The result is an arresting portrait of the former president and a revealing look at the Clinton years. Branch, an old friend of Clinton’s, focused the interviews — as much as possible — on the events of the day.
Thus we find Clinton holding forth on an extraordinary range of foreign policy issues — Haiti, Bosnia, China and especially the Middle East — and domestic ones — the failed effort at health-care reform, the booming economy, the budget surplus — all the while railing at the news media and hounded by Republican enemies and special prosecutor Kenneth W. Starr.
Clinton’s thoughts and stories are revealing and, at times, hilarious. There’s Boris Yeltsin, then the Russian president, staying at Blair House, standing in the predawn hours alone on Pennsylvania Avenue “dead drunk, clad in his underwear, yelling for a taxi,” so he could get a pizza, Branch writes. And the next night, Yeltsin, again drunk, slipped away from agents and was eventually discovered in the basement. The alcoholism problem was more serious than most people realized.
Clinton recounted a heated discussion with several Democratic senators over gays in the military. “Suetonius, the Roman historian,” Sen. Robert C. Byrd observed, “lived into the reign of Emperor Hadrian during the 2nd century.” And Suetonius said that Julius Caesar never lived down reports of a youthful affair with King Nicomedes of Bithynia so that people mocked Caesar as “every woman’s man and every man’s woman.” Byrd said homosexuality was a sin and invoked Bible passages in support. The debate continued. “I couldn’t tell,” Clinton said, “whether Teddy Kennedy was going to start giggling or jump out the window.”
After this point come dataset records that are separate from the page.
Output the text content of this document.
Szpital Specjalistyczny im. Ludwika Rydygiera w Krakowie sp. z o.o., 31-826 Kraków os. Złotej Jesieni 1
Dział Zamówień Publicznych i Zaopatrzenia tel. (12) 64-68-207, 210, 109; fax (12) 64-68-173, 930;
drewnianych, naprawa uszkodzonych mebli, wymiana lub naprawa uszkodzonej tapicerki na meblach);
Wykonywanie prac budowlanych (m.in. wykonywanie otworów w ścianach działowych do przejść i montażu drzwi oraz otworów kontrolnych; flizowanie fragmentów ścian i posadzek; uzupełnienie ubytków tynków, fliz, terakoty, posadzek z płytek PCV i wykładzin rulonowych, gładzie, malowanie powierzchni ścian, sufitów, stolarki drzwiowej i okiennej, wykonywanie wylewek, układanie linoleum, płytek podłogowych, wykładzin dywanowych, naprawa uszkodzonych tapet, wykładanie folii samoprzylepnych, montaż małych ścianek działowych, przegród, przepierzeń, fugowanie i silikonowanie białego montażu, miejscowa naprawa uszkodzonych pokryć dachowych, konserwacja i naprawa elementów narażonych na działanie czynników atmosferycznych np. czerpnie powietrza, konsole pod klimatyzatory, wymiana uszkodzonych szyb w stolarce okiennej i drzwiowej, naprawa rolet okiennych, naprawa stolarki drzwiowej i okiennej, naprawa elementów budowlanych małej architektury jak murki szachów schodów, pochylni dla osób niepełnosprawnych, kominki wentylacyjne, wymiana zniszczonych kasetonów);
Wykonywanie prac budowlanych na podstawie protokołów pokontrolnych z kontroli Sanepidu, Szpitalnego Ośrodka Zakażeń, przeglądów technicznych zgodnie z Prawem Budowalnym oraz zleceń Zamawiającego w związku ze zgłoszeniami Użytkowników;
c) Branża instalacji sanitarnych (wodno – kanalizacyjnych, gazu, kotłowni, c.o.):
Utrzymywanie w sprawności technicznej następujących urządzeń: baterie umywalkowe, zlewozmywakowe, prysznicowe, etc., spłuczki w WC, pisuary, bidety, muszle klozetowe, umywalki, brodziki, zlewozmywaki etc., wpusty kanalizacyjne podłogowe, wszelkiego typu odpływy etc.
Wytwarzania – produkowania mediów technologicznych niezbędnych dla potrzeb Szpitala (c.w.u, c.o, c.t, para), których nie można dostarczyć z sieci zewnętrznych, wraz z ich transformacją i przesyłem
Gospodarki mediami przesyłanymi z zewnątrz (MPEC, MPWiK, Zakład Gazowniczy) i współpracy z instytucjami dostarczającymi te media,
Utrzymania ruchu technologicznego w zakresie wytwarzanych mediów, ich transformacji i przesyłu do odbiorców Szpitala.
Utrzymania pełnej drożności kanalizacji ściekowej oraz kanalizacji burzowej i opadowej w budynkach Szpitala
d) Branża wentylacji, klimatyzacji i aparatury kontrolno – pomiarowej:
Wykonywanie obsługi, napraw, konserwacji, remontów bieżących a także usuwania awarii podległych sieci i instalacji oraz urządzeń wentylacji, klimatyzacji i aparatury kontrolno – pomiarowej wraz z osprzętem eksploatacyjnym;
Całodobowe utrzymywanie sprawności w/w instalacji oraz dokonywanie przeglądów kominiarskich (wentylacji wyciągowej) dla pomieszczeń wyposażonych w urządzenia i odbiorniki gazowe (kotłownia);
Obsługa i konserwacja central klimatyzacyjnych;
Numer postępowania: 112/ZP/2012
The other world leaders — Yasser Arafat, Yitzhak Rabin, King Hussein, Jiang Zemin and so on — make their appearances. Syrian President Hafez al-Assad calls after the death of his older son and confides how he “loathed but feared” his exiled brother Rifaat. The ailing Assad was determined to live long enough to train his younger son, Bashar, to run the country.
Then there’s Clinton’s account of his two-hour face-off with his vice president, Al Gore, just after Gore’s 2000 defeat. It was, Clinton said several times, a “surreal” confrontation, and Clinton got “exercised” just recounting it to Branch.
Clinton felt underutilized by the Gore campaign. Gore, Clinton said, felt that Clinton’s scandal-ridden tenure had been an impossible “drag” on his campaign.
“The whole world thinks Gore ran a poor campaign from a strong hand,” Branch writes, summarizing Clinton’s argument. “Yet Gore thinks he had a weak hand because of Clinton, and ran a valiant campaign against impossible odds.” Clinton said he thought Gore “was in Neverland,” perhaps unhinged.
The problem was Gore’s message just didn’t work, Clinton said. Clinton, Branch writes, “cared less how he was portrayed. To gain votes, he would let Gore cut off his ear and mail it to reporter Michael Isikoff of Newsweek, the Monica Lewinsky expert.”
Speaking of Ms. Lewinsky, Clinton didn’t want to talk about the affair, repeating regrets, saying he had “cracked” under pressure. There is, of course, much harsh criticism of some Arkansas state troopers and of Starr.The book is 700 pages long, and Clinton often talks about trade and budget issues and other proven eye-glazers, but Branch, author of “Parting the Waters,” keeps things moving nicely. And with Clinton, who in 1998 compared Osama bin Laden to a transnational James Bond movie villain, it’s hard to have a really dull moment.